Company officials also failed to disclose to regulators settlements reached with some of the accusers as part of the state’s vetting of the company for a casino license in 2013, the report found.
“Their efforts at secrecy made it exceedingly difficult, if not impossible, for gaming regulators to detect potentially derogatory information through typical regulatory means,” the report stated.
Among the incidents the company failed to disclose was a $7.5 million settlement in 2005 that Steve Wynn had paid to a former salon employee who alleged she’d become pregnant after Wynn raped her.
Steve Wynn also paid a cocktail server $975,000 in a private settlement after she alleged he’d pressured her into a non-consensual sexual relationship from 2005 to 2006.
And the company reached a $700,000 settlement with another former cocktail server over a sexual relationship she had with Steve Wynn in 2008. That settlement was paid through corporate funds, investigators found.
Wynn Resorts has said it’s taken a range of reforms since the allegations came to light, including elevating more women to key leadership posts, such as positions on the company’s board of directors and president of Wynn Las Vegas.
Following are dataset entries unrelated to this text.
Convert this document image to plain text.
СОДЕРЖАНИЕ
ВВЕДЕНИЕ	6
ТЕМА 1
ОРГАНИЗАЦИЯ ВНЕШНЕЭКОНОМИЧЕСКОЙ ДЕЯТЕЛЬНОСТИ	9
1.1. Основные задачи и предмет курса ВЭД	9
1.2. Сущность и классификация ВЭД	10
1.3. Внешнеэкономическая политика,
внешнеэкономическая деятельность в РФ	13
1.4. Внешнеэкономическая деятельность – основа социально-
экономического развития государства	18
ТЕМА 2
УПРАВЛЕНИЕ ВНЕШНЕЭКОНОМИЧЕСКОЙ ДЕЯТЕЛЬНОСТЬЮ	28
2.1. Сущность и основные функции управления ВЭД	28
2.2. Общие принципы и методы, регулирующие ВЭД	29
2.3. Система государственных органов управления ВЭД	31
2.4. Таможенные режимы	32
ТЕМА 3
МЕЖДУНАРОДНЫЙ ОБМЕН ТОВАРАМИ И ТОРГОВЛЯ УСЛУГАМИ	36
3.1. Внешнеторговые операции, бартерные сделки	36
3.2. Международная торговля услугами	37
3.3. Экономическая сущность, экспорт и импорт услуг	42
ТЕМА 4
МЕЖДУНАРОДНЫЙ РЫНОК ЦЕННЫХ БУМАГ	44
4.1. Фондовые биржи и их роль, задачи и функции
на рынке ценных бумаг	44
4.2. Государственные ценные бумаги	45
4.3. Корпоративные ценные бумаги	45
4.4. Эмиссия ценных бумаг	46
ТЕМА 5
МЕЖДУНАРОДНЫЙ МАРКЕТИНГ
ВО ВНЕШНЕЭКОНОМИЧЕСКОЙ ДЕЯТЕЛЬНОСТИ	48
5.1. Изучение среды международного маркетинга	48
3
The company also ousted every official who knew about the allegations but failed to report them and created an independent committee to review sexual harassment claims led by a former Boston police commissioner.
Regulators were expected to review those reforms and other issues in the coming days.
On Tuesday, they heard testimony from an outside expert on the state of the company’s finances in the wake of the scandal. Drew Chamberlain, of HLT Advisory, said the allegations don’t appear to have negatively impacted company’s financial stability.
The company traded at more than $200 a share prior to The Wall Street Journal’s story last January. It dipped to a low of $90 following the scandal but now sits at about $135 a share.